2. The transactional outbox is the only publish path. Business code never calls a Kafka producer directly (no dual-write); it writes the event in the same DB tx as the state change (ADR-008); a relay ships outbox → Kafka.
3. Consumer contract (mandatory): at-least-once delivery + idempotent consumers (dedup on eventId) = effective-once; per-consumer DLQ with bounded retry + alert + replay; per-aggregate ordering via partition key (cross-aggregate order never assumed); producers never reference consumers.
3a. Dedup is Postgres, not Redis. The eventId dedup is a processed_event(consumer, eventId) row written in the same tx as the consumer's state change (insert-or-skip on the PK) — transactional with the work, restart-safe, zero new infra. We deliberately do not introduce Redis (or any external store) for event dedup/DLQ. This is scoped to the event path, not a platform ban — Redis remains the cache/ephemeral tier (ADR-027). Revisit only with a measured throughput reason and a follow-up ADR.
Alternatives considered
- Keep stringly-typed events — rejected: undetectable drift across a multi-service money platform.
- Publish straight to Kafka from services — rejected: dual-write loses the atomicity the outbox guarantees.

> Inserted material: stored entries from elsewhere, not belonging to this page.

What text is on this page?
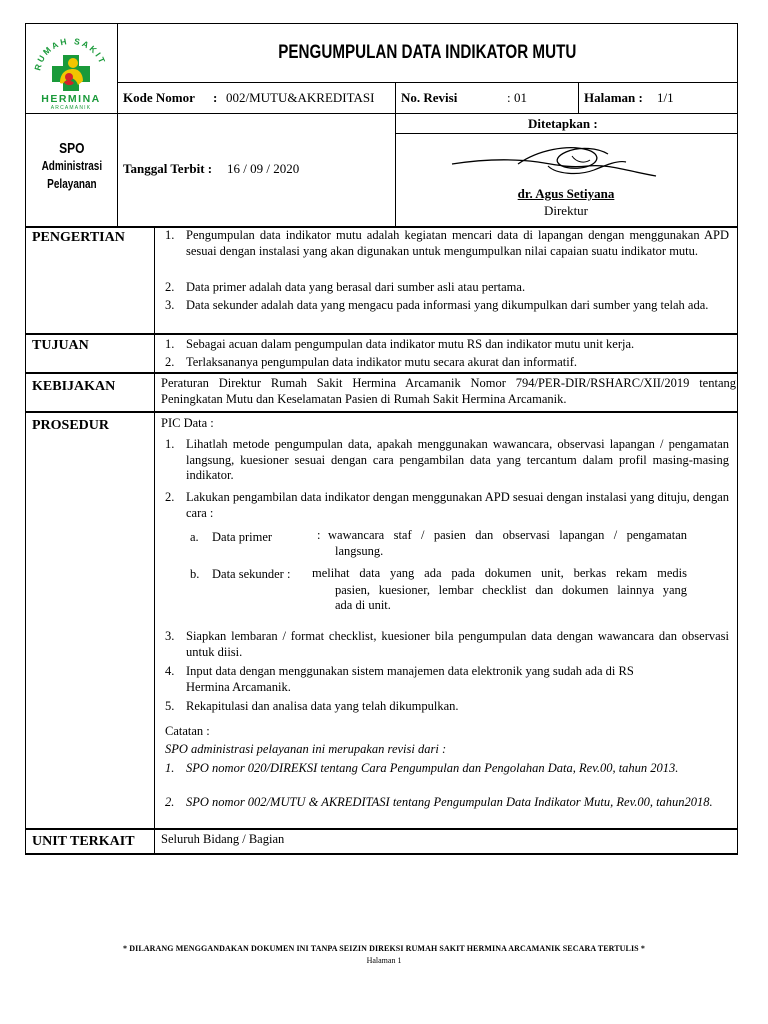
RUMAH SAKIT
HERMINA
ARCAMANIK
PENGUMPULAN DATA INDIKATOR MUTU
Kode Nomor : 002/MUTU&AKREDITASI No. Revisi	: 01	Halaman : 1/1
SPO
Administrasi
Pelayanan
Tanggal Terbit : 16 / 09 / 2020
Ditetapkan :
dr. Agus Setiyana
Direktur
PENGERTIAN	1. Pengumpulan data indikator mutu adalah kegiatan mencari data di lapangan dengan menggunakan APD sesuai dengan instalasi yang akan digunakan untuk mengumpulkan nilai capaian suatu indikator mutu.
2. Data primer adalah data yang berasal dari sumber asli atau pertama.
3. Data sekunder adalah data yang mengacu pada informasi yang dikumpulkan dari sumber yang telah ada.
TUJUAN	1. Sebagai acuan dalam pengumpulan data indikator mutu RS dan indikator mutu unit kerja.
2. Terlaksananya pengumpulan data indikator mutu secara akurat dan informatif.
KEBIJAKAN	Peraturan Direktur Rumah Sakit Hermina Arcamanik Nomor 794/PER-DIR/RSHARC/XII/2019 tentang Peningkatan Mutu dan Keselamatan Pasien di Rumah Sakit Hermina Arcamanik.
PROSEDUR	PIC Data :
1. Lihatlah metode pengumpulan data, apakah menggunakan wawancara, observasi lapangan / pengamatan langsung, kuesioner sesuai dengan cara pengambilan data yang tercantum dalam profil masing-masing indikator.
2. Lakukan pengambilan data indikator dengan menggunakan APD sesuai dengan instalasi yang dituju, dengan cara :
a. Data primer	: wawancara staf / pasien dan observasi lapangan / pengamatan
langsung.
b. Data sekunder : melihat data yang ada pada dokumen unit, berkas rekam medis
pasien, kuesioner, lembar checklist dan dokumen lainnya yang
ada di unit.
3. Siapkan lembaran / format checklist, kuesioner bila pengumpulan data dengan wawancara dan observasi untuk diisi.
4. Input data dengan menggunakan sistem manajemen data elektronik yang sudah ada di RS
Hermina Arcamanik.
5. Rekapitulasi dan analisa data yang telah dikumpulkan.
Catatan :
SPO administrasi pelayanan ini merupakan revisi dari :
1. SPO nomor 020/DIREKSI tentang Cara Pengumpulan dan Pengolahan Data, Rev.00, tahun 2013.
2. SPO nomor 002/MUTU & AKREDITASI tentang Pengumpulan Data Indikator Mutu, Rev.00, tahun2018.
UNIT TERKAIT Seluruh Bidang / Bagian
* DILARANG MENGGANDAKAN DOKUMEN INI TANPA SEIZIN DIREKSI RUMAH SAKIT HERMINA ARCAMANIK SECARA TERTULIS *
Halaman 1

- Exactly-once semantics — rejected as cross-service myth; idempotent consumers are the real guarantee.
Consequences
- Positive: payload drift caught at compile time + CI; new services subscribe without touching producers; correlation/causation make a whole flow traceable; safe Kafka activation.
- Negative / accepted: every consumer must be written idempotent (a real discipline cost for money flows); migrating ~110 existing string events to the registry is phased work; an envelope must be threaded everywhere.
- Follow-ups: seed the registry with the core money events; generate protobuf; stand up the relay; migrate one flow (payroll→repayment) as the proof (see MIGRATION_PLAN.md).
Revisit when
- A third language needs to consume events (registry must generate its stubs).
- Throughput needs partition/topic changes (revisit keys + partition counts).